Quelques jours après les critiques du président américain Donald Trump contre la poursuite du resserrement monétaire aux Etats-Unis, Jerome Powell, président de la Fed, a pris la parole... prudemment. Compte rendu.

Jerome Powell, le président de la Fed, s'est exprimé ce vendredi à l'occasion du symposium de Jackson Hole qui réunit chaque année dans le Wyoming les grands argentiers mondiaux.

1. L'inflation

D'emblée, le président de la Banque centrale américaine a affirmé que la Fed "ferait tout ce qui est en son pouvoir" pour réagir à une éventuelle hausse de l'inflation ou une crise.

"Si la robuste croissance des revenus et de l'emploi se poursuit, de nouveaux relèvements progressifs de la fourchette d'objectifs pour le taux des fonds fédéraux seront probablement appropriés."
Jerome Powell
Président de la Fed

 

2. Powell vs Trump

Le patron de la Fed, critiqué par le président Donald Trump pour la montée des taux, a aussi assuré que le Comité monétaire de la Fed prendrait ses responsabilités si l'inflation devait grimper, tout en indiquant que, pour l'instant, l'économie n'était pas en surchauffe.  

Dans un discours très académique, Powell ne s'est donc pas réfèré à la critique du président Trump.

3. "Bonne nouvelle"

Bien que la croissance ait grimpé à 4,1% au 2e trimestre en rythme annualisé et que le taux de chômage soit à 3,9%, proche de son plus bas niveau "en 20 ans", l'économie ne "présente pas de risque élevé de surchauffe", a-t-il affirmé. Et "c'est une bonne nouvelle!".
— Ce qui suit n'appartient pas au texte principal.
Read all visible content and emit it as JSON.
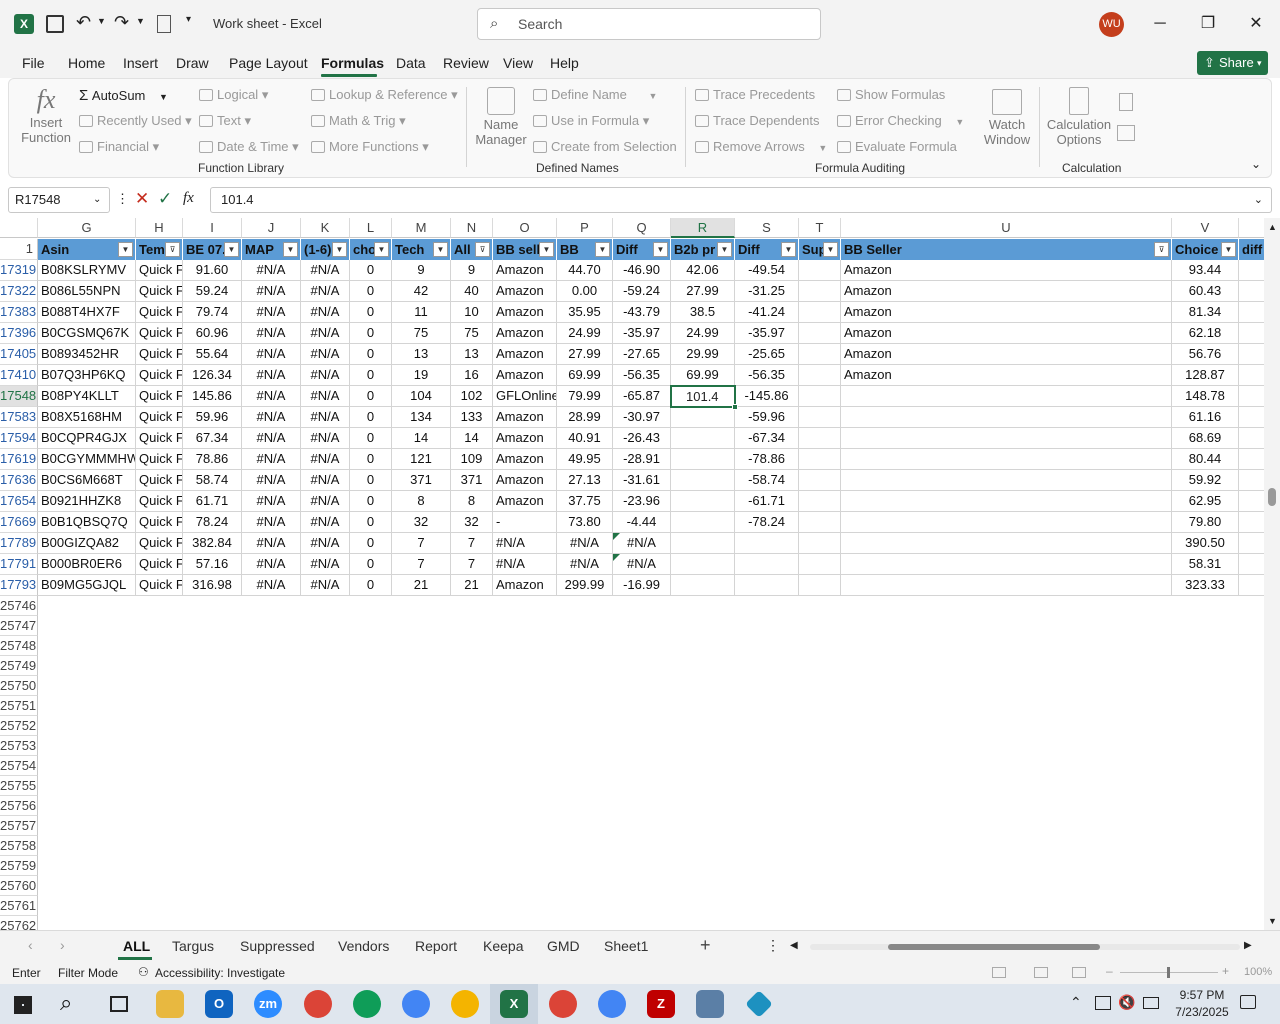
{
  "title": "Work sheet  -  Excel",
  "search_placeholder": "Search",
  "avatar": "WU",
  "window": {
    "min": "─",
    "max": "❐",
    "close": "✕"
  },
  "menu": [
    "File",
    "Home",
    "Insert",
    "Draw",
    "Page Layout",
    "Formulas",
    "Data",
    "Review",
    "View",
    "Help"
  ],
  "share": "Share",
  "ribbon": {
    "insert_function": [
      "Insert",
      "Function"
    ],
    "autosum": "AutoSum",
    "recently_used": "Recently Used",
    "financial": "Financial",
    "logical": "Logical",
    "text": "Text",
    "date_time": "Date & Time",
    "lookup": "Lookup & Reference",
    "math": "Math & Trig",
    "more": "More Functions",
    "function_library": "Function Library",
    "name_manager": [
      "Name",
      "Manager"
    ],
    "define_name": "Define Name",
    "use_in_formula": "Use in Formula",
    "create_from_selection": "Create from Selection",
    "defined_names": "Defined Names",
    "trace_precedents": "Trace Precedents",
    "trace_dependents": "Trace Dependents",
    "remove_arrows": "Remove Arrows",
    "show_formulas": "Show Formulas",
    "error_checking": "Error Checking",
    "evaluate_formula": "Evaluate Formula",
    "watch_window": [
      "Watch",
      "Window"
    ],
    "formula_auditing": "Formula Auditing",
    "calc_options": [
      "Calculation",
      "Options"
    ],
    "calculation": "Calculation"
  },
  "namebox": "R17548",
  "formula_value": "101.4",
  "columns": [
    "G",
    "H",
    "I",
    "J",
    "K",
    "L",
    "M",
    "N",
    "O",
    "P",
    "Q",
    "R",
    "S",
    "T",
    "U",
    "V"
  ],
  "headers": [
    "Asin",
    "Tem",
    "BE 07.",
    "MAP",
    "(1-6)",
    "cho",
    "Tech",
    "All",
    "BB sell",
    "BB",
    "Diff",
    "B2b pr",
    "Diff",
    "Sup",
    "BB Seller",
    "Choice",
    "diff"
  ],
  "rows": [
    {
      "r": "17319",
      "v": [
        "B08KSLRYMV",
        "Quick F",
        "91.60",
        "#N/A",
        "#N/A",
        "0",
        "9",
        "9",
        "Amazon",
        "44.70",
        "-46.90",
        "42.06",
        "-49.54",
        "",
        "Amazon",
        "93.44"
      ]
    },
    {
      "r": "17322",
      "v": [
        "B086L55NPN",
        "Quick F",
        "59.24",
        "#N/A",
        "#N/A",
        "0",
        "42",
        "40",
        "Amazon",
        "0.00",
        "-59.24",
        "27.99",
        "-31.25",
        "",
        "Amazon",
        "60.43"
      ]
    },
    {
      "r": "17383",
      "v": [
        "B088T4HX7F",
        "Quick F",
        "79.74",
        "#N/A",
        "#N/A",
        "0",
        "11",
        "10",
        "Amazon",
        "35.95",
        "-43.79",
        "38.5",
        "-41.24",
        "",
        "Amazon",
        "81.34"
      ]
    },
    {
      "r": "17396",
      "v": [
        "B0CGSMQ67K",
        "Quick F",
        "60.96",
        "#N/A",
        "#N/A",
        "0",
        "75",
        "75",
        "Amazon",
        "24.99",
        "-35.97",
        "24.99",
        "-35.97",
        "",
        "Amazon",
        "62.18"
      ]
    },
    {
      "r": "17405",
      "v": [
        "B0893452HR",
        "Quick F",
        "55.64",
        "#N/A",
        "#N/A",
        "0",
        "13",
        "13",
        "Amazon",
        "27.99",
        "-27.65",
        "29.99",
        "-25.65",
        "",
        "Amazon",
        "56.76"
      ]
    },
    {
      "r": "17410",
      "v": [
        "B07Q3HP6KQ",
        "Quick F",
        "126.34",
        "#N/A",
        "#N/A",
        "0",
        "19",
        "16",
        "Amazon",
        "69.99",
        "-56.35",
        "69.99",
        "-56.35",
        "",
        "Amazon",
        "128.87"
      ]
    },
    {
      "r": "17548",
      "v": [
        "B08PY4KLLT",
        "Quick F",
        "145.86",
        "#N/A",
        "#N/A",
        "0",
        "104",
        "102",
        "GFLOnline",
        "79.99",
        "-65.87",
        "101.4",
        "-145.86",
        "",
        "",
        "148.78"
      ]
    },
    {
      "r": "17583",
      "v": [
        "B08X5168HM",
        "Quick F",
        "59.96",
        "#N/A",
        "#N/A",
        "0",
        "134",
        "133",
        "Amazon",
        "28.99",
        "-30.97",
        "",
        "-59.96",
        "",
        "",
        "61.16"
      ]
    },
    {
      "r": "17594",
      "v": [
        "B0CQPR4GJX",
        "Quick F",
        "67.34",
        "#N/A",
        "#N/A",
        "0",
        "14",
        "14",
        "Amazon",
        "40.91",
        "-26.43",
        "",
        "-67.34",
        "",
        "",
        "68.69"
      ]
    },
    {
      "r": "17619",
      "v": [
        "B0CGYMMMHW",
        "Quick F",
        "78.86",
        "#N/A",
        "#N/A",
        "0",
        "121",
        "109",
        "Amazon",
        "49.95",
        "-28.91",
        "",
        "-78.86",
        "",
        "",
        "80.44"
      ]
    },
    {
      "r": "17636",
      "v": [
        "B0CS6M668T",
        "Quick F",
        "58.74",
        "#N/A",
        "#N/A",
        "0",
        "371",
        "371",
        "Amazon",
        "27.13",
        "-31.61",
        "",
        "-58.74",
        "",
        "",
        "59.92"
      ]
    },
    {
      "r": "17654",
      "v": [
        "B0921HHZK8",
        "Quick F",
        "61.71",
        "#N/A",
        "#N/A",
        "0",
        "8",
        "8",
        "Amazon",
        "37.75",
        "-23.96",
        "",
        "-61.71",
        "",
        "",
        "62.95"
      ]
    },
    {
      "r": "17669",
      "v": [
        "B0B1QBSQ7Q",
        "Quick F",
        "78.24",
        "#N/A",
        "#N/A",
        "0",
        "32",
        "32",
        "-",
        "73.80",
        "-4.44",
        "",
        "-78.24",
        "",
        "",
        "79.80"
      ]
    },
    {
      "r": "17789",
      "v": [
        "B00GIZQA82",
        "Quick F",
        "382.84",
        "#N/A",
        "#N/A",
        "0",
        "7",
        "7",
        "#N/A",
        "#N/A",
        "#N/A",
        "",
        "",
        "",
        "",
        "390.50"
      ]
    },
    {
      "r": "17791",
      "v": [
        "B000BR0ER6",
        "Quick F",
        "57.16",
        "#N/A",
        "#N/A",
        "0",
        "7",
        "7",
        "#N/A",
        "#N/A",
        "#N/A",
        "",
        "",
        "",
        "",
        "58.31"
      ]
    },
    {
      "r": "17793",
      "v": [
        "B09MG5GJQL",
        "Quick F",
        "316.98",
        "#N/A",
        "#N/A",
        "0",
        "21",
        "21",
        "Amazon",
        "299.99",
        "-16.99",
        "",
        "",
        "",
        "",
        "323.33"
      ]
    }
  ],
  "empty_rows": [
    "25746",
    "25747",
    "25748",
    "25749",
    "25750",
    "25751",
    "25752",
    "25753",
    "25754",
    "25755",
    "25756",
    "25757",
    "25758",
    "25759",
    "25760",
    "25761",
    "25762"
  ],
  "sheets": [
    "ALL",
    "Targus",
    "Suppressed",
    "Vendors",
    "Report",
    "Keepa",
    "GMD",
    "Sheet1"
  ],
  "status": {
    "mode": "Enter",
    "filter": "Filter Mode",
    "accessibility": "Accessibility: Investigate",
    "zoom": "100%"
  },
  "clock": {
    "time": "9:57 PM",
    "date": "7/23/2025"
  },
  "colors": {
    "excel_green": "#217346",
    "table_header": "#5b9bd5",
    "row_link": "#2a5ea8"
  }
}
Dans son discours, Powell a fait de longues digressions historiques sur la conduite passée de la politique monétaire et en a retenu quelques leçons qu'il a partagées. Il a ainsi défendu les bienfaits d'une approche plus opportuniste, empruntée à son illustre prédécesseur Alan Greenspan, qui consiste à "attendre encore le prochain meeting". Peut-être une façon de laisser entendre que le Comité monétaire (FOMC) saura adapter son attitude aux données économiques à court terme.

Le patron de la Fed a par ailleurs reconnu une nouvelle fois que les salaires n'avaient "augmenté que très lentement au cours des dernières décennies". 

4. Les tarifs douaniers

Il est resté muet sur l'impact négatif potentiellement important que peut avoir une escalade des tarifs douaniers notamment avec la Chine, une crainte de plus en plus palpable parmi les industriels et entrepreneurs américains.

Mais il a appelé à réduire le déficit budgétaire, une nécessité "qui devient de plus en plus importante", alors que les réductions d'impôts aux entreprises et les hausses de dépenses dans l'armement notamment vont creuser le déficit fédéral des Etats-Unis à plus de 800 milliards de dollars cette année, soit 4,2% du PIB.

5. Réactions des marchés

Les propos de Jerome Powell ont eu un net effet sur le dollar , qui a creusé ses pertes pour céder jusqu'à près de 0,7% face à un panier de devises de référence.